As soon as code crosses a boundary—another process, another service, another language—direct communication disappears. In its place, we introduce an abstraction:

  • an API
  • a contract
  • a protocol
  • a client

That abstraction solves the immediate problem, but it also creates a new one: communication is no longer part of the programming model. It becomes something external, managed separately from the code it represents.


The long path of a simple call

Consider a simple operation: getting the current weather.

In a local application, it’s a method call.

In a distributed system, that same intent often travels a much longer path:

  • transformed into a request model
  • serialized into a transport format
  • sent through a network layer
  • deserialized on the other side
  • mapped back into a programming structure

Each step is reasonable on its own. Together, they form a pattern where the simplest interaction becomes indirect.

As systems evolve, this path tends to grow—not because the business needs it, but because the architecture does.


Integration becomes a parallel system

Over time, integration stops being a thin layer and becomes a system of its own:

  • interfaces must be designed and documented
  • clients must be generated and distributed
  • versions must be coordinated across teams
  • changes must be synchronized carefully

The result is that how systems talk to each other starts to demand as much attention as what those systems actually do.
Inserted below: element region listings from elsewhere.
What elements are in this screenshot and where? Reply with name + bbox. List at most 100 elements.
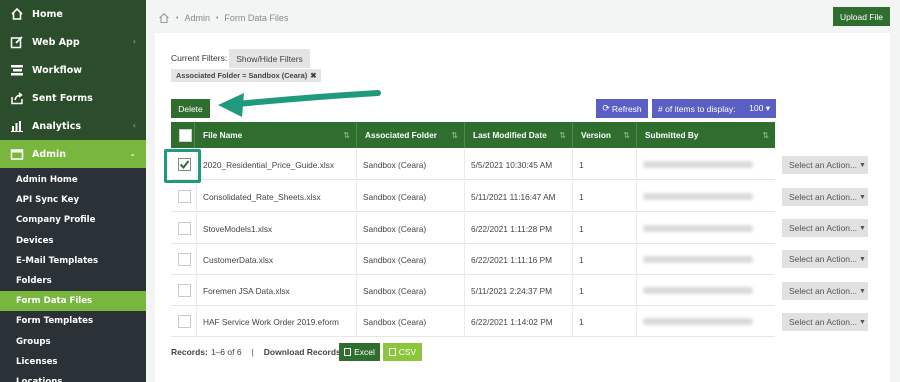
row-action-dropdown[interactable]: Select an Action... ▼ (782, 156, 868, 174)
redacted-value (643, 256, 753, 263)
sidebar-subitem-email-templates[interactable]: E-Mail Templates (0, 251, 146, 271)
row-checkbox[interactable] (178, 222, 191, 235)
items-per-page-value: 100 ▾ (749, 103, 770, 113)
version-cell: 1 (573, 244, 637, 275)
sidebar-item-label: Sent Forms (32, 92, 93, 104)
sidebar-subitem-api-sync-key[interactable]: API Sync Key (0, 190, 146, 210)
sidebar-subitem-form-templates[interactable]: Form Templates (0, 311, 146, 331)
folder-icon (10, 149, 24, 160)
column-header-associated-folder[interactable]: Associated Folder ⇅ (357, 122, 465, 148)
row-select-cell (171, 181, 197, 212)
select-all-checkbox[interactable] (179, 128, 192, 142)
submitted-by-cell (637, 306, 775, 337)
column-header-file-name[interactable]: File Name ⇅ (195, 122, 357, 148)
file-name-cell[interactable]: CustomerData.xlsx (197, 244, 357, 275)
breadcrumb-admin[interactable]: Admin (184, 13, 210, 23)
filter-tag: Associated Folder = Sandbox (Ceara) ✖ (171, 69, 322, 82)
table-row: HAF Service Work Order 2019.eform Sandbo… (171, 306, 775, 337)
row-checkbox[interactable] (178, 315, 191, 328)
bar-chart-icon (11, 121, 23, 132)
download-csv-button[interactable]: CSV (383, 343, 422, 361)
sidebar-item-home[interactable]: Home (0, 0, 146, 28)
refresh-button[interactable]: ⟳ Refresh (596, 99, 648, 118)
caret-down-icon: ▼ (859, 287, 866, 295)
table-row: StoveModels1.xlsx Sandbox (Ceara) 6/22/2… (171, 213, 775, 244)
caret-down-icon: ▼ (859, 255, 866, 263)
chevron-left-icon: ‹ (132, 37, 136, 46)
row-checkbox[interactable] (178, 284, 191, 297)
redacted-value (643, 287, 753, 294)
sidebar: Home Web App ‹ Workflow Sent Forms Analy… (0, 0, 146, 382)
sidebar-subitem-folders[interactable]: Folders (0, 271, 146, 291)
version-cell: 1 (573, 149, 637, 180)
file-name-cell[interactable]: HAF Service Work Order 2019.eform (197, 306, 357, 337)
breadcrumb-separator: • (176, 14, 179, 22)
download-excel-button[interactable]: Excel (339, 343, 380, 361)
show-hide-filters-button[interactable]: Show/Hide Filters (229, 49, 310, 68)
file-name-cell[interactable]: 2020_Residential_Price_Guide.xlsx (197, 149, 357, 180)
items-per-page-dropdown[interactable]: # of items to display: 100 ▾ (652, 99, 776, 118)
sidebar-subitem-licenses[interactable]: Licenses (0, 352, 146, 372)
sidebar-item-label: Web App (32, 36, 80, 48)
column-header-version[interactable]: Version ⇅ (573, 122, 637, 148)
submitted-by-cell (637, 244, 775, 275)
table-row: 2020_Residential_Price_Guide.xlsx Sandbo… (171, 149, 775, 180)
row-select-cell (171, 244, 197, 275)
refresh-label: Refresh (611, 103, 642, 114)
date-cell: 6/22/2021 1:11:16 PM (465, 244, 573, 275)
row-action-dropdown[interactable]: Select an Action... ▼ (782, 188, 868, 206)
select-all-cell (171, 122, 195, 148)
folder-cell: Sandbox (Ceara) (357, 181, 465, 212)
sidebar-item-sent-forms[interactable]: Sent Forms (0, 84, 146, 112)
delete-button[interactable]: Delete (171, 99, 210, 118)
submitted-by-cell (637, 213, 775, 244)
sidebar-item-admin[interactable]: Admin ⌄ (0, 140, 146, 168)
sidebar-subitem-form-data-files[interactable]: Form Data Files (0, 291, 146, 312)
sort-icon: ⇅ (559, 130, 566, 140)
sidebar-item-web-app[interactable]: Web App ‹ (0, 28, 146, 56)
file-name-cell[interactable]: Consolidated_Rate_Sheets.xlsx (197, 181, 357, 212)
home-icon (11, 7, 23, 20)
sidebar-subitem-admin-home[interactable]: Admin Home (0, 170, 146, 190)
annotation-highlight-box (164, 149, 201, 183)
csv-file-icon (388, 348, 396, 356)
redacted-value (643, 161, 753, 168)
sidebar-subitem-devices[interactable]: Devices (0, 231, 146, 251)
column-header-last-modified[interactable]: Last Modified Date ⇅ (465, 122, 573, 148)
row-action-dropdown[interactable]: Select an Action... ▼ (782, 219, 868, 237)
sort-icon: ⇅ (623, 130, 630, 140)
table-footer: Records: 1–6 of 6 | Download Records (171, 345, 341, 359)
sidebar-item-workflow[interactable]: Workflow (0, 56, 146, 84)
current-filters-label: Current Filters: (171, 53, 228, 63)
column-header-submitted-by[interactable]: Submitted By ⇅ (637, 122, 775, 148)
row-action-dropdown[interactable]: Select an Action... ▼ (782, 250, 868, 268)
breadcrumb-separator: • (215, 14, 219, 22)
submitted-by-cell (637, 149, 775, 180)
sort-icon: ⇅ (343, 130, 350, 140)
folder-cell: Sandbox (Ceara) (357, 244, 465, 275)
upload-file-button[interactable]: Upload File (833, 7, 890, 26)
sidebar-subitem-groups[interactable]: Groups (0, 332, 146, 352)
sidebar-subitem-company-profile[interactable]: Company Profile (0, 210, 146, 230)
folder-cell: Sandbox (Ceara) (357, 213, 465, 244)
table-row: CustomerData.xlsx Sandbox (Ceara) 6/22/2… (171, 244, 775, 275)
row-action-dropdown[interactable]: Select an Action... ▼ (782, 313, 868, 331)
download-records-label: Download Records (263, 347, 341, 357)
home-icon[interactable] (158, 12, 170, 24)
sort-icon: ⇅ (451, 130, 458, 140)
version-cell: 1 (573, 275, 637, 306)
table-row: Consolidated_Rate_Sheets.xlsx Sandbox (C… (171, 181, 775, 212)
sidebar-subitem-locations[interactable]: Locations (0, 372, 146, 382)
remove-filter-icon[interactable]: ✖ (310, 71, 316, 80)
sidebar-item-analytics[interactable]: Analytics ‹ (0, 112, 146, 140)
row-checkbox[interactable] (178, 190, 191, 203)
file-name-cell[interactable]: Foremen JSA Data.xlsx (197, 275, 357, 306)
file-name-cell[interactable]: StoveModels1.xlsx (197, 213, 357, 244)
submitted-by-cell (637, 275, 775, 306)
filter-tag-label: Associated Folder = Sandbox (Ceara) (176, 71, 308, 80)
date-cell: 5/5/2021 10:30:45 AM (465, 149, 573, 180)
excel-file-icon (344, 348, 352, 356)
workflow-icon (11, 65, 23, 76)
row-checkbox[interactable] (178, 253, 191, 266)
row-action-dropdown[interactable]: Select an Action... ▼ (782, 282, 868, 300)
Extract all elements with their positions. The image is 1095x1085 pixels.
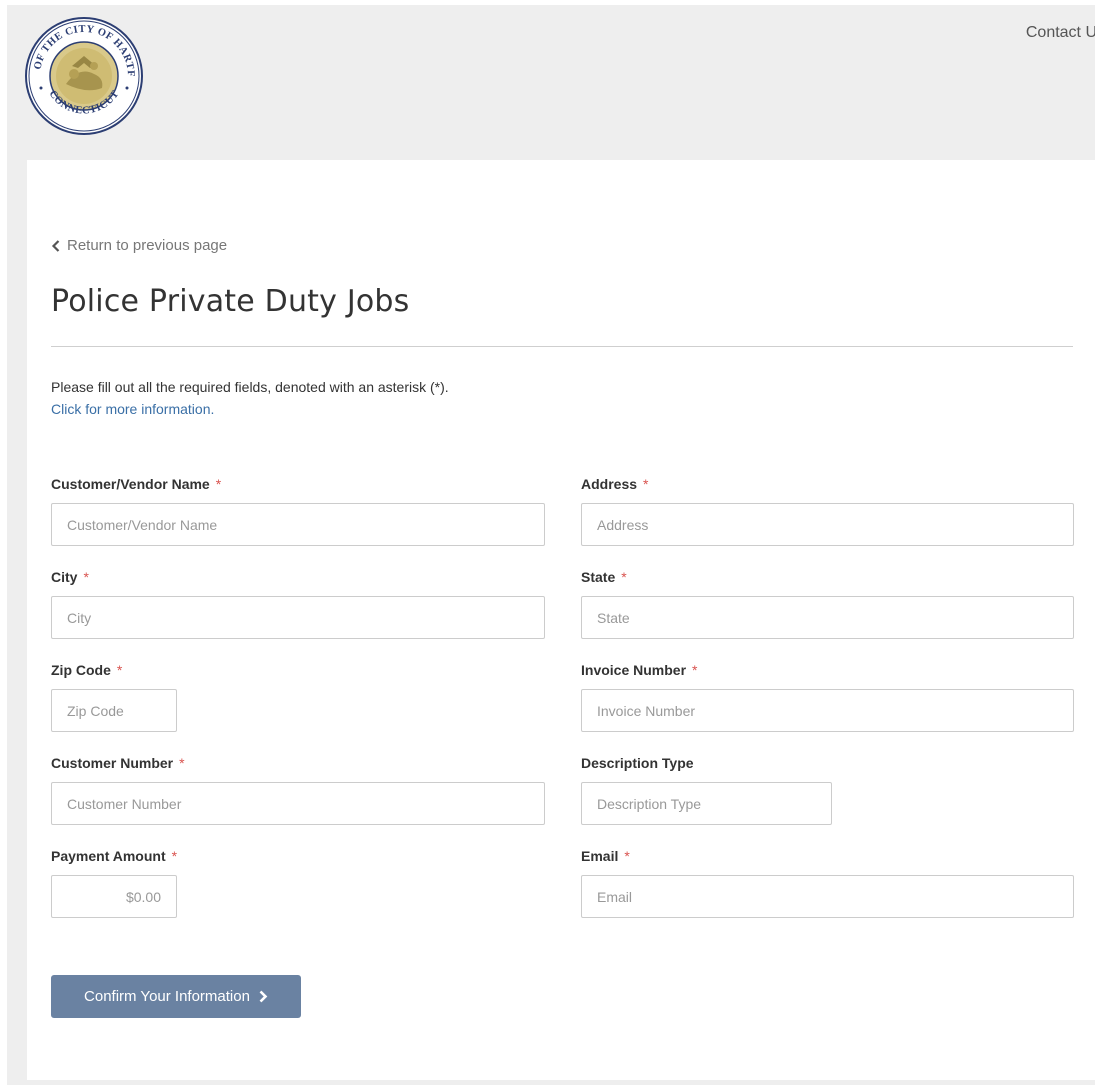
- more-information-link[interactable]: Click for more information.: [51, 401, 214, 417]
- description-type-label: Description Type: [581, 755, 694, 771]
- invoice-number-label: Invoice Number *: [581, 662, 698, 678]
- seal-icon: SEAL OF THE CITY OF HARTFORD CONNECTICUT: [20, 8, 143, 135]
- customer-name-group: Customer/Vendor Name *: [51, 474, 545, 546]
- address-label: Address *: [581, 476, 649, 492]
- contact-us-link[interactable]: Contact Us: [1026, 24, 1095, 42]
- site-header: SEAL OF THE CITY OF HARTFORD CONNECTICUT…: [7, 5, 1095, 160]
- email-label: Email *: [581, 848, 630, 864]
- required-asterisk: *: [179, 755, 185, 771]
- return-previous-link[interactable]: Return to previous page: [51, 237, 227, 254]
- title-divider: [51, 346, 1073, 347]
- customer-name-label: Customer/Vendor Name *: [51, 476, 222, 492]
- return-previous-label: Return to previous page: [67, 237, 228, 254]
- state-input[interactable]: [581, 596, 1074, 639]
- confirm-information-button[interactable]: Confirm Your Information: [51, 975, 301, 1018]
- customer-name-input[interactable]: [51, 503, 545, 546]
- city-group: City *: [51, 567, 545, 639]
- customer-number-label: Customer Number *: [51, 755, 185, 771]
- required-asterisk: *: [171, 848, 178, 864]
- required-asterisk: *: [643, 476, 649, 492]
- required-asterisk: *: [116, 662, 123, 678]
- email-group: Email *: [581, 846, 1074, 918]
- required-asterisk: *: [621, 569, 627, 585]
- state-group: State *: [581, 567, 1074, 639]
- email-input[interactable]: [581, 875, 1074, 918]
- chevron-right-icon: [259, 990, 268, 1003]
- required-asterisk: *: [215, 476, 222, 492]
- required-fields-note: Please fill out all the required fields,…: [51, 379, 449, 395]
- required-asterisk: *: [624, 848, 630, 864]
- city-input[interactable]: [51, 596, 545, 639]
- address-input[interactable]: [581, 503, 1074, 546]
- required-asterisk: *: [692, 662, 698, 678]
- city-label: City *: [51, 569, 89, 585]
- customer-number-group: Customer Number *: [51, 753, 545, 825]
- required-asterisk: *: [83, 569, 89, 585]
- description-type-group: Description Type: [581, 753, 832, 825]
- invoice-number-input[interactable]: [581, 689, 1074, 732]
- payment-amount-input[interactable]: [51, 875, 177, 918]
- main-content: Return to previous page Police Private D…: [27, 160, 1095, 1080]
- description-type-input[interactable]: [581, 782, 832, 825]
- address-group: Address *: [581, 474, 1074, 546]
- chevron-left-icon: [51, 239, 60, 252]
- city-seal-logo[interactable]: SEAL OF THE CITY OF HARTFORD CONNECTICUT: [20, 8, 144, 136]
- invoice-number-group: Invoice Number *: [581, 660, 1074, 732]
- page-frame: SEAL OF THE CITY OF HARTFORD CONNECTICUT…: [7, 5, 1095, 1085]
- zip-code-input[interactable]: [51, 689, 177, 732]
- zip-code-group: Zip Code *: [51, 660, 177, 732]
- zip-code-label: Zip Code *: [51, 662, 123, 678]
- page-title: Police Private Duty Jobs: [51, 284, 410, 319]
- state-label: State *: [581, 569, 627, 585]
- confirm-information-label: Confirm Your Information: [84, 988, 250, 1005]
- payment-amount-label: Payment Amount *: [51, 848, 178, 864]
- payment-amount-group: Payment Amount *: [51, 846, 177, 918]
- customer-number-input[interactable]: [51, 782, 545, 825]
This isn’t a failure of REST, gRPC, or messaging platforms. These tools solve real problems. The issue is more fundamental:
they all treat communication as something outside the programming model.


Architecture becomes sticky

Once communication is encoded into APIs and protocols, architecture decisions become difficult to reverse.

Changing:

  • a transport
  • a communication style
  • a deployment model

often requires changes across multiple layers and teams. Even small architectural shifts can ripple through contracts, clients, and documentation.

What started as an implementation detail becomes a constraint.


A familiar contrast

Developers already know a better model.

When working with shared libraries or modules:

  • public interfaces are carefully designed
  • private details stay private
  • changes are evolutionary
  • compatibility is enforced by the compiler

Remote communication rarely enjoys the same discipline—not because developers don’t care, but because the tools don’t support it naturally.


The problem in one sentence

The core problem Graftcode addresses is this:

Note

Remote communication forces developers to step outside the programming model they already trust.

Instead of working with code, types, and interfaces, they work with translations of those concepts—schemas, payloads, contracts, and clients.

Graftcode exists to remove that disconnect.


What this means in practice

When communication is externalized:

  • systems become harder to change
  • interfaces drift from implementations
  • integration work accumulates quietly over time

Solving this problem doesn’t mean inventing yet another protocol.
It means bringing communication back to where it belongs: into the runtime and the programming model itself.

That is the direction Graftcode takes.